Puisque j’ai donné le meilleur de moi, pensée, cœur, à quoi bon garder farouchement mon corps qui, bientôt, ne sera plus qu’une loque brisée par le mal, dont lui-même, mon aimé, n’aurait plus le désir ? Ma pauvre petite guenille humaine ! combien elle m’inspire de tendresse et de pitié, quand je songe à l’horrible travail qui s’accomplit obscurément en elle !

Et cependant, je résiste au désir qui gronde et supplie… Pourquoi ?

Quels vieux instincts, à moi légués par ma pure maman, arrêtent l’élan de mon être qui, affolé par le spectre de la destruction, cherche éperdument la brûlante source de vie ?

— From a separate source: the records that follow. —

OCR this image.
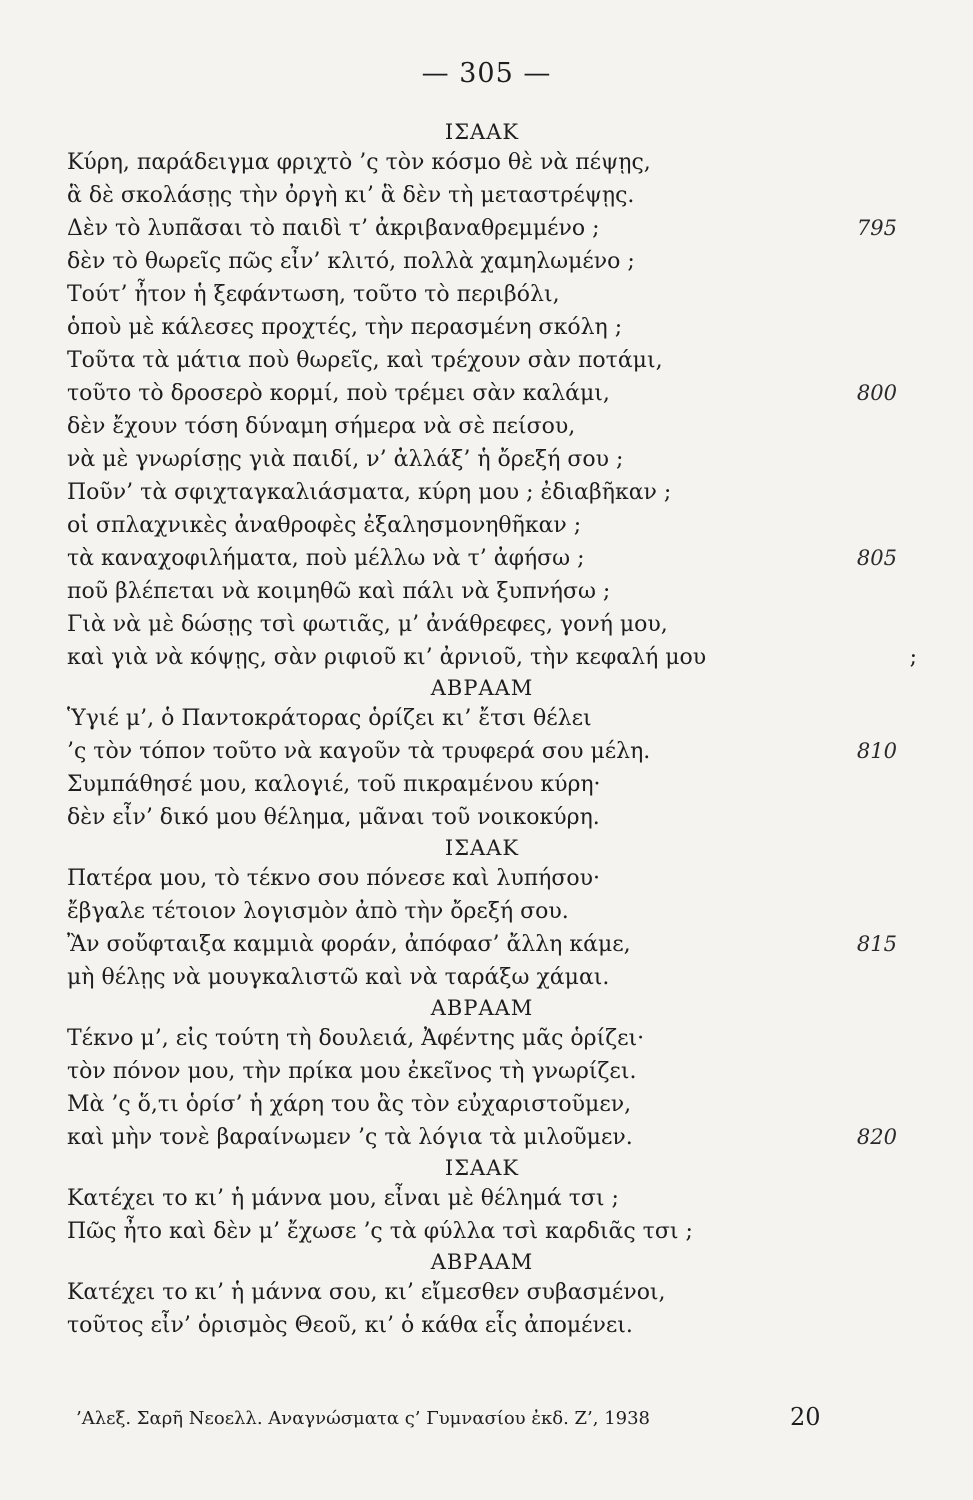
— 305 —
ΙΣΑΑΚ
Κύρη, παράδειγμα φριχτὸ ’ς τὸν κόσμο θὲ νὰ πέψῃς,
ἃ δὲ σκολάσῃς τὴν ὀργὴ κι’ ἃ δὲν τὴ μεταστρέψῃς.
Δὲν τὸ λυπᾶσαι τὸ παιδὶ τ’ ἀκριβαναθρεμμένο ;	795
δὲν τὸ θωρεῖς πῶς εἶν’ κλιτό, πολλὰ χαμηλωμένο ;
Τούτ’ ἦτον ἡ ξεφάντωση, τοῦτο τὸ περιβόλι,
ὁποὺ μὲ κάλεσες προχτές, τὴν περασμένη σκόλη ;
Τοῦτα τὰ μάτια ποὺ θωρεῖς, καὶ τρέχουν σὰν ποτάμι,
τοῦτο τὸ δροσερὸ κορμί, ποὺ τρέμει σὰν καλάμι,	800
δὲν ἔχουν τόση δύναμη σήμερα νὰ σὲ πείσου,
νὰ μὲ γνωρίσῃς γιὰ παιδί, ν’ ἀλλάξ’ ἡ ὄρεξή σου ;
Ποῦν’ τὰ σφιχταγκαλιάσματα, κύρη μου ; ἐδιαβῆκαν ;
οἱ σπλαχνικὲς ἀναθροφὲς ἐξαλησμονηθῆκαν ;
τὰ καναχοφιλήματα, ποὺ μέλλω νὰ τ’ ἀφήσω ;	805
ποῦ βλέπεται νὰ κοιμηθῶ καὶ πάλι νὰ ξυπνήσω ;
Γιὰ νὰ μὲ δώσῃς τσὶ φωτιᾶς, μ’ ἀνάθρεφες, γονή μου,
καὶ γιὰ νὰ κόψῃς, σὰν ριφιοῦ κι’ ἀρνιοῦ, τὴν κεφαλή μου	;
ΑΒΡΑΑΜ
Ὑγιέ μ’, ὁ Παντοκράτορας ὁρίζει κι’ ἔτσι θέλει
’ς τὸν τόπον τοῦτο νὰ καγοῦν τὰ τρυφερά σου μέλη.	810
Συμπάθησέ μου, καλογιέ, τοῦ πικραμένου κύρη·
δὲν εἶν’ δικό μου θέλημα, μᾶναι τοῦ νοικοκύρη.
ΙΣΑΑΚ
Πατέρα μου, τὸ τέκνο σου πόνεσε καὶ λυπήσου·
ἔβγαλε τέτοιον λογισμὸν ἀπὸ τὴν ὄρεξή σου.
Ἂν σοὔφταιξα καμμιὰ φοράν, ἀπόφασ’ ἄλλη κάμε,	815
μὴ θέλῃς νὰ μουγκαλιστῶ καὶ νὰ ταράξω χάμαι.
ΑΒΡΑΑΜ
Τέκνο μ’, εἰς τούτη τὴ δουλειά, Ἀφέντης μᾶς ὁρίζει·
τὸν πόνον μου, τὴν πρίκα μου ἐκεῖνος τὴ γνωρίζει.
Μὰ ’ς ὅ,τι ὁρίσ’ ἡ χάρη του ἂς τὸν εὐχαριστοῦμεν,
καὶ μὴν τονὲ βαραίνωμεν ’ς τὰ λόγια τὰ μιλοῦμεν.	820
ΙΣΑΑΚ
Κατέχει το κι’ ἡ μάννα μου, εἶναι μὲ θέλημά τσι ;
Πῶς ἦτο καὶ δὲν μ’ ἔχωσε ’ς τὰ φύλλα τσὶ καρδιᾶς τσι ;
ΑΒΡΑΑΜ
Κατέχει το κι’ ἡ μάννα σου, κι’ εἴμεσθεν συβασμένοι,
τοῦτος εἶν’ ὁρισμὸς Θεοῦ, κι’ ὁ κάθα εἷς ἀπομένει.
’Αλεξ. Σαρῆ Νεοελλ. Αναγνώσματα ς’ Γυμνασίου ἐκδ. Ζ’, 1938	20
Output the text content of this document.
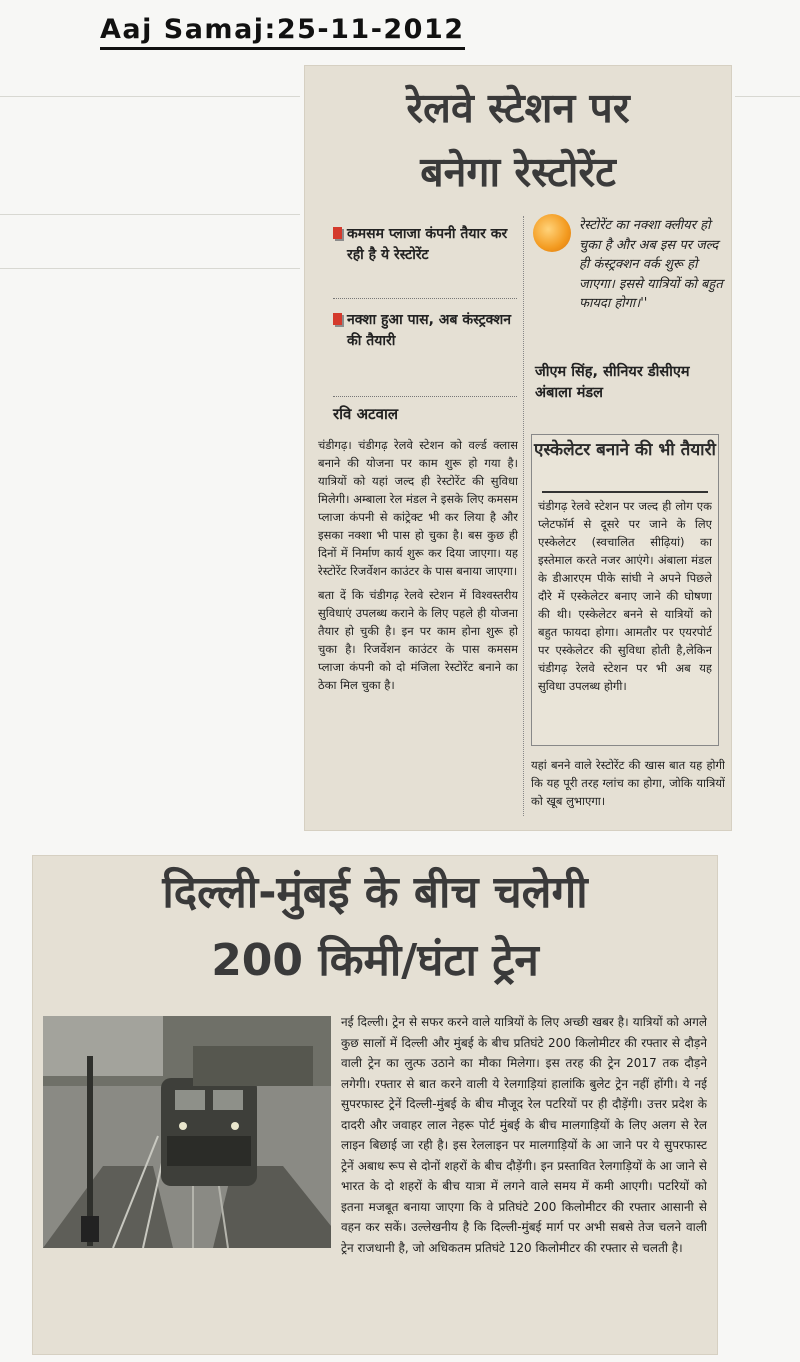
Aaj Samaj:25-11-2012
रेलवे स्टेशन पर
बनेगा रेस्टोरेंट
कमसम प्लाजा कंपनी तैयार कर रही है ये रेस्टोरेंट
नक्शा हुआ पास, अब कंस्ट्रक्शन की तैयारी
रवि अटवाल
रेस्टोरेंट का नक्शा क्लीयर हो चुका है और अब इस पर जल्द ही कंस्ट्रक्शन वर्क शुरू हो जाएगा। इससे यात्रियों को बहुत फायदा होगा।''
जीएम सिंह, सीनियर डीसीएम अंबाला मंडल

चंडीगढ़। चंडीगढ़ रेलवे स्टेशन को वर्ल्ड क्लास बनाने की योजना पर काम शुरू हो गया है। यात्रियों को यहां जल्द ही रेस्टोरेंट की सुविधा मिलेगी। अम्बाला रेल मंडल ने इसके लिए कमसम प्लाजा कंपनी से कांट्रेक्ट भी कर लिया है और इसका नक्शा भी पास हो चुका है। बस कुछ ही दिनों में निर्माण कार्य शुरू कर दिया जाएगा। यह रेस्टोरेंट रिजर्वेशन काउंटर के पास बनाया जाएगा।

बता दें कि चंडीगढ़ रेलवे स्टेशन में विश्वस्तरीय सुविधाएं उपलब्ध कराने के लिए पहले ही योजना तैयार हो चुकी है। इन पर काम होना शुरू हो चुका है। रिजर्वेशन काउंटर के पास कमसम प्लाजा कंपनी को दो मंजिला रेस्टोरेंट बनाने का ठेका मिल चुका है।

एस्केलेटर बनाने की भी तैयारी
चंडीगढ़ रेलवे स्टेशन पर जल्द ही लोग एक प्लेटफॉर्म से दूसरे पर जाने के लिए एस्केलेटर (स्वचालित सीढ़ियां) का इस्तेमाल करते नजर आएंगे। अंबाला मंडल के डीआरएम पीके सांघी ने अपने पिछले दौरे में एस्केलेटर बनाए जाने की घोषणा की थी। एस्केलेटर बनने से यात्रियों को बहुत फायदा होगा। आमतौर पर एयरपोर्ट पर एस्केलेटर की सुविधा होती है,लेकिन चंडीगढ़ रेलवे स्टेशन पर भी अब यह सुविधा उपलब्ध होगी।
यहां बनने वाले रेस्टोरेंट की खास बात यह होगी कि यह पूरी तरह ग्लांच का होगा, जोकि यात्रियों को खूब लुभाएगा।
दिल्ली-मुंबई के बीच चलेगी
200 किमी/घंटा ट्रेन
नई दिल्ली। ट्रेन से सफर करने वाले यात्रियों के लिए अच्छी खबर है। यात्रियों को अगले कुछ सालों में दिल्ली और मुंबई के बीच प्रतिघंटे 200 किलोमीटर की रफ्तार से दौड़ने वाली ट्रेन का लुत्फ उठाने का मौका मिलेगा। इस तरह की ट्रेन 2017 तक दौड़ने लगेगी। रफ्तार से बात करने वाली ये रेलगाड़ियां हालांकि बुलेट ट्रेन नहीं होंगी। ये नई सुपरफास्ट ट्रेनें दिल्ली-मुंबई के बीच मौजूद रेल पटरियों पर ही दौड़ेंगी। उत्तर प्रदेश के दादरी और जवाहर लाल नेहरू पोर्ट मुंबई के बीच मालगाड़ियों के लिए अलग से रेल लाइन बिछाई जा रही है। इस रेललाइन पर मालगाड़ियों के आ जाने पर ये सुपरफास्ट ट्रेनें अबाध रूप से दोनों शहरों के बीच दौड़ेंगी। इन प्रस्तावित रेलगाड़ियों के आ जाने से भारत के दो शहरों के बीच यात्रा में लगने वाले समय में कमी आएगी। पटरियों को इतना मजबूत बनाया जाएगा कि वे प्रतिघंटे 200 किलोमीटर की रफ्तार आसानी से वहन कर सकें। उल्लेखनीय है कि दिल्ली-मुंबई मार्ग पर अभी सबसे तेज चलने वाली ट्रेन राजधानी है, जो अधिकतम प्रतिघंटे 120 किलोमीटर की रफ्तार से चलती है।
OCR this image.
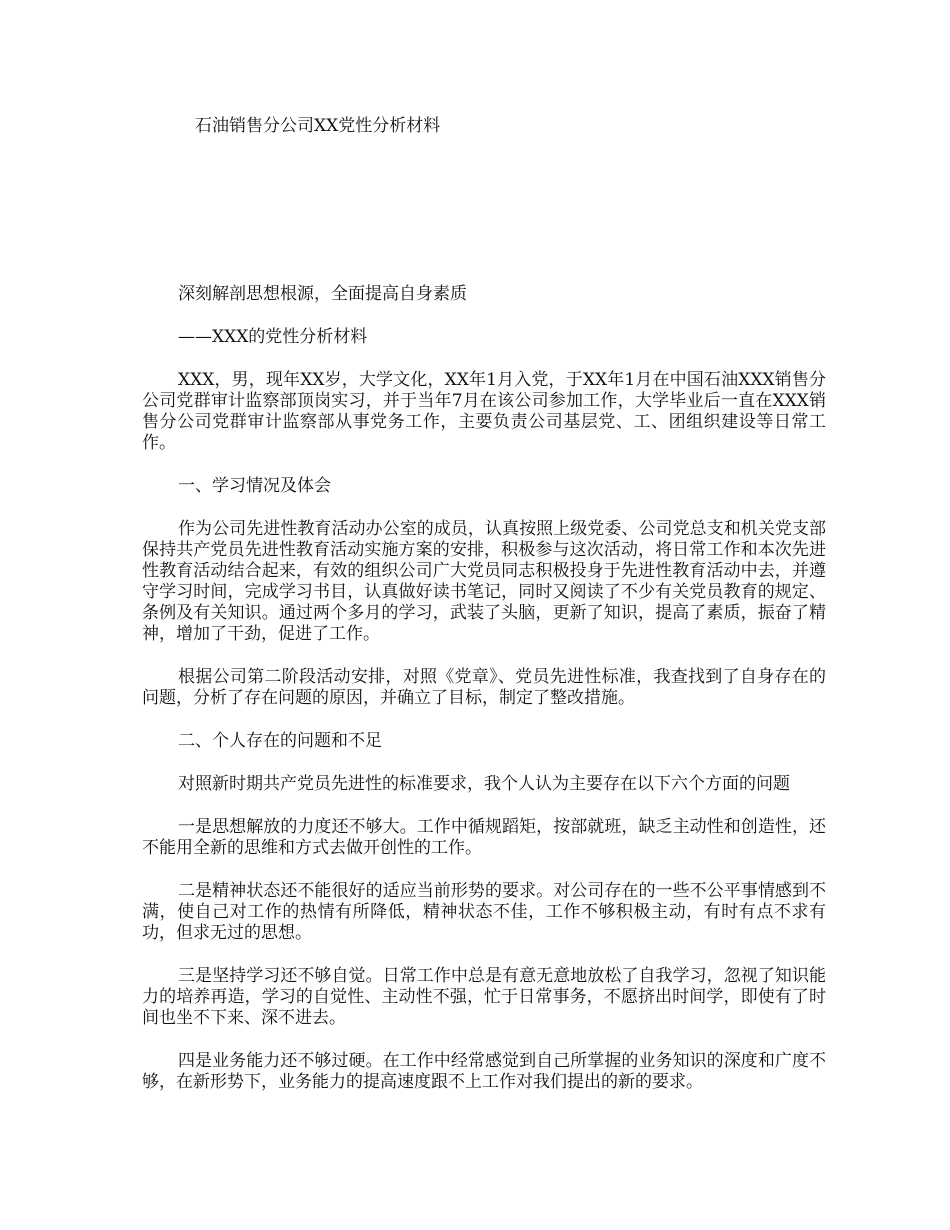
石油销售分公司XX党性分析材料

深刻解剖思想根源，全面提高自身素质

——XXX的党性分析材料

XXX，男，现年XX岁，大学文化，XX年1月入党，于XX年1月在中国石油XXX销售分公司党群审计监察部顶岗实习，并于当年7月在该公司参加工作，大学毕业后一直在XXX销售分公司党群审计监察部从事党务工作，主要负责公司基层党、工、团组织建设等日常工作。

一、学习情况及体会

作为公司先进性教育活动办公室的成员，认真按照上级党委、公司党总支和机关党支部保持共产党员先进性教育活动实施方案的安排，积极参与这次活动，将日常工作和本次先进性教育活动结合起来，有效的组织公司广大党员同志积极投身于先进性教育活动中去，并遵守学习时间，完成学习书目，认真做好读书笔记，同时又阅读了不少有关党员教育的规定、条例及有关知识。通过两个多月的学习，武装了头脑，更新了知识，提高了素质，振奋了精神，增加了干劲，促进了工作。

根据公司第二阶段活动安排，对照《党章》、党员先进性标准，我查找到了自身存在的问题，分析了存在问题的原因，并确立了目标，制定了整改措施。

二、个人存在的问题和不足

对照新时期共产党员先进性的标准要求，我个人认为主要存在以下六个方面的问题

一是思想解放的力度还不够大。工作中循规蹈矩，按部就班，缺乏主动性和创造性，还不能用全新的思维和方式去做开创性的工作。

二是精神状态还不能很好的适应当前形势的要求。对公司存在的一些不公平事情感到不满，使自己对工作的热情有所降低，精神状态不佳，工作不够积极主动，有时有点不求有功，但求无过的思想。

三是坚持学习还不够自觉。日常工作中总是有意无意地放松了自我学习，忽视了知识能力的培养再造，学习的自觉性、主动性不强，忙于日常事务，不愿挤出时间学，即使有了时间也坐不下来、深不进去。

四是业务能力还不够过硬。在工作中经常感觉到自己所掌握的业务知识的深度和广度不够，在新形势下，业务能力的提高速度跟不上工作对我们提出的新的要求。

Est-ce donc que je subis l’influence de mon éducation première ?… que j’obéis à l’orgueil qui m’impose de partir — si je dois partir — sans avoir failli, sans être descendue au niveau de l’homme à qui je suis liée, des femmes qui se sont livrées à lui ?

Parce que je redoute le jugement que mon bien-aimé lui-même pourrait alors porter sur moi ?…

Parce que je ne veux pas lui offrir un corps où, peut-être, la mort a planté ses griffes ?…

Ah ! que de liens m’emprisonnent, entre lesquels je me débats, frémissante, révoltée. Et que, pourtant, je ne brise pas !

20 septembre.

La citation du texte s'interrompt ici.